一方で利回りという面から見れば、個人投資家にとって投資妙味がありそうだ。価格下落に伴い商業施設特化型銘柄は、図表3の通り市場平均よりも高い利回りになっている。利回りが7.0%あれば、仮に20%の減配になったとしても5.6%と高い分配金利回りは確保できる。更にコロナ禍の影響が明確になり、業績の先行きが見通せるようになれば、機関投資家の購入によって価格が上昇する可能性もありそうだ。

つまり一定程度の減配とそれに伴なう短期的な価格下落を容認できる投資家であれば、商業施設系銘柄への投資も可能であると考えられる。特にコロナ禍の影響が明確になるには時間をそれほど要しないと考える投資家にとっては割安感が強くある状態と言えるだろう。

魅力に映る部分もあるが、短期的には一定程度の減配を視野に入れて投資を行いたい。
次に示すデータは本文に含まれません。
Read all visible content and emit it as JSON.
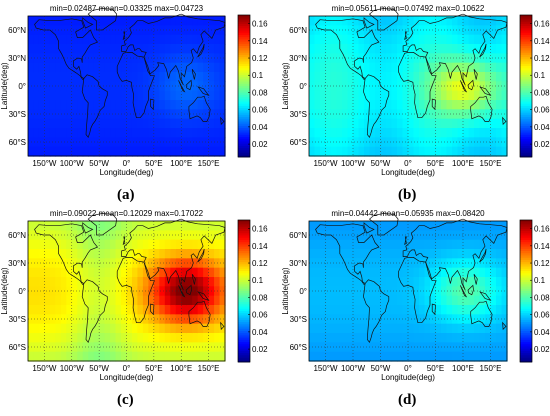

新型コロナウイルスの影響が一定期間で収束すると考える投資家にとっては、絶好の投資機会となりそうだが、コロナ禍は個人消費の落ち込みやテナントのEコースへの動きを加速させる可能性が高い点には注意が必要だ。長期的に見れば、テナント需要の減退に繋がる可能性もあるため、価格が上昇した場合には利益確定も視野に投資を行う必要がありそうだ。